There is significant scientific data that supports the therapeutic value of the relationship between a veteran and an animal companion. This is particularly true with veterans who struggle with post-traumatic stress. The relationship that is formed between a veteran and a service animal can make all the difference as the veteran integrates back into civilian life. Sometimes when veterans come home they can feel isolated from and misunderstood by the people around them. Spending time with animals, or getting a service animal of their own, can often be a powerful tool in helping veterans feel an increased sense of value, meaning, purpose and belonging.

RRRP collaborates with organizations across the nation to help get veterans and their families connected with service animals including Equest, Pets for Vets and Puppies Behind Bars.


One local resource that one our Veteran Transition Managers refer to in Western New York, is Dog Tags Niagara. This organization collaborates with the Niagara County SPCA to unite combat veterans with pit bulls who are homeless and living at the shelter. Their mission is to heal the unseen wounds of the soldier while simultaneously healing the animal whose trust has been broken.

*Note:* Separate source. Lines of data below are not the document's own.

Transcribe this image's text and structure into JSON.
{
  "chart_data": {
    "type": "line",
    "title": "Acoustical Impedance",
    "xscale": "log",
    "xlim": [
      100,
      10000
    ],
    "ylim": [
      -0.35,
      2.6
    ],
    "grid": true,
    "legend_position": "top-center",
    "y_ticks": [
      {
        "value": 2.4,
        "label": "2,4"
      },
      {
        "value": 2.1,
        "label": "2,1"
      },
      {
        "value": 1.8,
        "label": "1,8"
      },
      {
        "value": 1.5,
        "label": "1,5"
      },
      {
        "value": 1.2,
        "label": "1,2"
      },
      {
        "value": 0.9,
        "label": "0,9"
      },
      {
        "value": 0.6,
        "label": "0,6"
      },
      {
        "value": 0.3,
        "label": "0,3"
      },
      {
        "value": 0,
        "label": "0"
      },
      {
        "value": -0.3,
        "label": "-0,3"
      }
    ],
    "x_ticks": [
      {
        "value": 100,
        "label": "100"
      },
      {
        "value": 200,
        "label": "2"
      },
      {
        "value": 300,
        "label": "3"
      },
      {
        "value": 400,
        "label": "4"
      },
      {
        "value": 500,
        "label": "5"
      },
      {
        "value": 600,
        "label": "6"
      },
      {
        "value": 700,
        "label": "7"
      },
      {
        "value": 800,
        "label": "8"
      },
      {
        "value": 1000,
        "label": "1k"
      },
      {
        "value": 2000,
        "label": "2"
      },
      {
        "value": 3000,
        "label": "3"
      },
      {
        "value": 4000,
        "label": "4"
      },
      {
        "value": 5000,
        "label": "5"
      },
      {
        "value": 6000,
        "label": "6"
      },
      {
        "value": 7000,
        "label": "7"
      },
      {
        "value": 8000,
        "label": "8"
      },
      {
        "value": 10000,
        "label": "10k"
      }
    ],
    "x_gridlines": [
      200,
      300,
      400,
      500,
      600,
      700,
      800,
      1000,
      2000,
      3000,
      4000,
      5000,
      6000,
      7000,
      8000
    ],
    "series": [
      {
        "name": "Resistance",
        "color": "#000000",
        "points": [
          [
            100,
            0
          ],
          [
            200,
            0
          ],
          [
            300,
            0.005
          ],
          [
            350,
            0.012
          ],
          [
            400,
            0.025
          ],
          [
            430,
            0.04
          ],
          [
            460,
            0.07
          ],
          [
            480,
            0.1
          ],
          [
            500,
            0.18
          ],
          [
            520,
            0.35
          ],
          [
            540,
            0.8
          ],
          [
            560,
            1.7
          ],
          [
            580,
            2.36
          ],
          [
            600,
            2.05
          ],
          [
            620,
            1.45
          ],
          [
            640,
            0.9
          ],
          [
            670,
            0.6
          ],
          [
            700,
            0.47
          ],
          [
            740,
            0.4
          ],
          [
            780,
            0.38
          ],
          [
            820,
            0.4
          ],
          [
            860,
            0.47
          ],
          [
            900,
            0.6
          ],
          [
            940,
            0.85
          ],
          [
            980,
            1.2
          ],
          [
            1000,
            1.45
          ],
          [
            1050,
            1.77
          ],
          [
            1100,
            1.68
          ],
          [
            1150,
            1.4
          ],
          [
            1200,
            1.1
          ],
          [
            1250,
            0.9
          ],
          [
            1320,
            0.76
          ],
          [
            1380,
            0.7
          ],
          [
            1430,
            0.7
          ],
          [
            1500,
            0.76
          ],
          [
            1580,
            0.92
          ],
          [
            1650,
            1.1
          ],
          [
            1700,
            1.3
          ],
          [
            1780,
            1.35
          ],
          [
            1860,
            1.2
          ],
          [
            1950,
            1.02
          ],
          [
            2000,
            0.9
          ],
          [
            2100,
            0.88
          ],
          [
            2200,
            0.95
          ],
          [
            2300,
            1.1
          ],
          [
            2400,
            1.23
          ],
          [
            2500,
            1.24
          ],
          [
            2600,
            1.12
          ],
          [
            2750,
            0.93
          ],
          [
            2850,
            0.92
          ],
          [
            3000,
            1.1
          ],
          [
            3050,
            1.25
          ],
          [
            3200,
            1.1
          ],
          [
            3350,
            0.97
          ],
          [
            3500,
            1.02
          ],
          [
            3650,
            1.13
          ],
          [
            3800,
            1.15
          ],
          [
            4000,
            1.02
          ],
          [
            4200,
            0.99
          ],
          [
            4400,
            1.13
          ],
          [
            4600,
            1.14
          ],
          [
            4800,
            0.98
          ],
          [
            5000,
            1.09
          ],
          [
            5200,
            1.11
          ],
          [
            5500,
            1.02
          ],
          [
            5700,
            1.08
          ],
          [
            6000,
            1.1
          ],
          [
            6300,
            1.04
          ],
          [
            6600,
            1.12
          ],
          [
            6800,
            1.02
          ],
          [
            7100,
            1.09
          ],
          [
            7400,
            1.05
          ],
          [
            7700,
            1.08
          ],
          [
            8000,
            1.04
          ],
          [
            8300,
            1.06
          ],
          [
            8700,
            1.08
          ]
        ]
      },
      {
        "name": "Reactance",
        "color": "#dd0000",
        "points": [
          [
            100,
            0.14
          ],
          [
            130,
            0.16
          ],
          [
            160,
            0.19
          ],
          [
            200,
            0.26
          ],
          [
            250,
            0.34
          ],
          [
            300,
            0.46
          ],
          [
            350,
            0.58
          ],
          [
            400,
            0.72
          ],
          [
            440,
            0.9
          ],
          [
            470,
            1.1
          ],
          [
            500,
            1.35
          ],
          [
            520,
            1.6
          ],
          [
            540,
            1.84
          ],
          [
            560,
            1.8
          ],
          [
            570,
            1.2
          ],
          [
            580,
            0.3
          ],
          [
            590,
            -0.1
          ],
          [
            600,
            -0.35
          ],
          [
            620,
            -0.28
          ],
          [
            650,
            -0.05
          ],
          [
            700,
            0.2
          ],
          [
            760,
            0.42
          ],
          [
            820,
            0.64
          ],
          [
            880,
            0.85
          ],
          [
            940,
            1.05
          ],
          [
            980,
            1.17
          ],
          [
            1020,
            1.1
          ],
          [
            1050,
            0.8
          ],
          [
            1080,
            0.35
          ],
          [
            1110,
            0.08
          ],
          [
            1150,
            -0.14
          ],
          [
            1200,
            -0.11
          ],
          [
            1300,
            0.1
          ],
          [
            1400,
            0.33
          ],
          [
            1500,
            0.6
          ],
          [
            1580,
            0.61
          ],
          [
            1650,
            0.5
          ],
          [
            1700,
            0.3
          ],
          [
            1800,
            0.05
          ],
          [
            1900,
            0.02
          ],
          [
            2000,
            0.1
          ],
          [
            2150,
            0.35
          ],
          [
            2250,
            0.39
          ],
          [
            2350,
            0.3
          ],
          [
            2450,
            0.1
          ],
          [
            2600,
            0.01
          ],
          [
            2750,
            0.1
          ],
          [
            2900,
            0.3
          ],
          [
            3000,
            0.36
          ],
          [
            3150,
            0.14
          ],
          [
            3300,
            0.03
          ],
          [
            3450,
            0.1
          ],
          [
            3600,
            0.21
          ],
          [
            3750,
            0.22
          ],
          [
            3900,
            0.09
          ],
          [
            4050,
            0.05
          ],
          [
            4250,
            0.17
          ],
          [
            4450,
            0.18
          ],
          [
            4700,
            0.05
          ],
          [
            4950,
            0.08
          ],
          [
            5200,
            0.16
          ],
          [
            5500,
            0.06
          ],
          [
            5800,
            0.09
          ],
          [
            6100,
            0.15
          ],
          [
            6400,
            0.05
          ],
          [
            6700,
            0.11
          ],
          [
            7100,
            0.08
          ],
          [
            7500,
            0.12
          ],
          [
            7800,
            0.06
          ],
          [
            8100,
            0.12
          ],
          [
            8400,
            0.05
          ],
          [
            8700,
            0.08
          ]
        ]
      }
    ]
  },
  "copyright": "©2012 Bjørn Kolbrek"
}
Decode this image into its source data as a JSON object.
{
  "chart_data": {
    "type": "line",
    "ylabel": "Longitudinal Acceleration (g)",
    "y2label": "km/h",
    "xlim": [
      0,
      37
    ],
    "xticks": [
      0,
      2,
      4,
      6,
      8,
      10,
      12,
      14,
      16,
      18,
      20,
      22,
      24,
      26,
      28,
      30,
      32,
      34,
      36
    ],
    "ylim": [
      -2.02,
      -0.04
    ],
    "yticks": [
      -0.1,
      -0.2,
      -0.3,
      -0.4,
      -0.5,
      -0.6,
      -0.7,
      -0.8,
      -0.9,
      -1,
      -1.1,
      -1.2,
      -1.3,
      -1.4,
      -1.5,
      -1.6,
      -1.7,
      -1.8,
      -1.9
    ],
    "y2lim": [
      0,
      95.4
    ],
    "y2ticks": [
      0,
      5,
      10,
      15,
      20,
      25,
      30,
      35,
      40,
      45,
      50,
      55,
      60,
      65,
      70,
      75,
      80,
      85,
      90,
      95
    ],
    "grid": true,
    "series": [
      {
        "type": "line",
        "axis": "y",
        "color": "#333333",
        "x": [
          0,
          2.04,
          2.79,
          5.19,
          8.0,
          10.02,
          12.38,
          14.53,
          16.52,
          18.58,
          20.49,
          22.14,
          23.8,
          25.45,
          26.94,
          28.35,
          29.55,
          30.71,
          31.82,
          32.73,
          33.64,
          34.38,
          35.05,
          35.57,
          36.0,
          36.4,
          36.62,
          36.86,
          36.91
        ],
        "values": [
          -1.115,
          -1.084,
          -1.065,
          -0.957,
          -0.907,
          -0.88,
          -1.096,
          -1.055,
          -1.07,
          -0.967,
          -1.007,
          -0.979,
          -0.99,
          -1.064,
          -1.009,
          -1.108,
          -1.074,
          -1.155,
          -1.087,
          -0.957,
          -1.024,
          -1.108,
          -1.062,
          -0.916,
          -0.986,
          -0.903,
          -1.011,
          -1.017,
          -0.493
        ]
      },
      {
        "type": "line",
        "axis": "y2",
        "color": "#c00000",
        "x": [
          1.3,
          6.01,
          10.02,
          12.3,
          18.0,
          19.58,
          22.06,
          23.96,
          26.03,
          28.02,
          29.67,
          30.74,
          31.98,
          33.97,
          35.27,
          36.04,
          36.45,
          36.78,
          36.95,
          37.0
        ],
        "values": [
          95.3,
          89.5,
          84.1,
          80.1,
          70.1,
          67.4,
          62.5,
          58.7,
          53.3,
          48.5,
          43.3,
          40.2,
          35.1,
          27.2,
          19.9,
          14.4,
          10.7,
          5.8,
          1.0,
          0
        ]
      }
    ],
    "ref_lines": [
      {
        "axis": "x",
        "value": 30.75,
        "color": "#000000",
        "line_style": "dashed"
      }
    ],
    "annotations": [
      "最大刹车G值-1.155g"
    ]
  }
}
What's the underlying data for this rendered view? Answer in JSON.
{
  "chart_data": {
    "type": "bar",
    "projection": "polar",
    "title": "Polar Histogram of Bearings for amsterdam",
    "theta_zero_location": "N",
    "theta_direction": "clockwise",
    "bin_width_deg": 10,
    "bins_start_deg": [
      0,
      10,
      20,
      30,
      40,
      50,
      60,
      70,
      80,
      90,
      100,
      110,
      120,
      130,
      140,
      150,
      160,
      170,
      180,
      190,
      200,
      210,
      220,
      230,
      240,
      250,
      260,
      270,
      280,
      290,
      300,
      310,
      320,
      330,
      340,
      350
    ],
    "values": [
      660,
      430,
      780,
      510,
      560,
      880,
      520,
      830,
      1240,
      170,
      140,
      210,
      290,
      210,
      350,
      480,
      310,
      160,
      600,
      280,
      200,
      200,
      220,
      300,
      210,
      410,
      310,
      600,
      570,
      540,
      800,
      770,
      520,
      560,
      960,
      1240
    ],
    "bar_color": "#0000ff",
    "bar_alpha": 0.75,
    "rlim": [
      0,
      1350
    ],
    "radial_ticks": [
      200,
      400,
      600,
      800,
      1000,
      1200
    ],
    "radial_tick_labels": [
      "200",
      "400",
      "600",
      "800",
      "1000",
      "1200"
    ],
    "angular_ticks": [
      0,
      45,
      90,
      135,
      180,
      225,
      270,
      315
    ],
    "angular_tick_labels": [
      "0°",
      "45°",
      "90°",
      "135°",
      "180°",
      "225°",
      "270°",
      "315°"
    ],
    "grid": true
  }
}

A veteran who contacted RRRP spoke of how powerful the relationship with an animal can be. This veteran was receiving care at a residential treatment facility. In conjunction with other mental health support, he was connected with a local animal shelter and began spending time with the dogs there. He shared that when he spent time in the shelter he didn’t feel judged by the animals, like he so often did by people. As he took care of the dogs and met their needs, he began to learn how to take care of himself and ensure that his own needs were being met in a healthy and productive way. He added that spending time with the dogs, who loved him unconditionally, opened him up to feeling that love, and reciprocating it.

Whether veterans come to RRRP with questions about the value in service animals, requesting direct assistance in obtaining a service animal, or interest in spending time with an animal to aid in their therapy, RRRP is here to point them in the right direction with the support that they need and deserve.

RRRP Client Quote:

“Thank you for helping me and making it crystal clear that I am not alone in what I am going through. I’ve spent most of the past two and a half years since I’ve been back believing I was alone. But I’m not alone. Thank You.”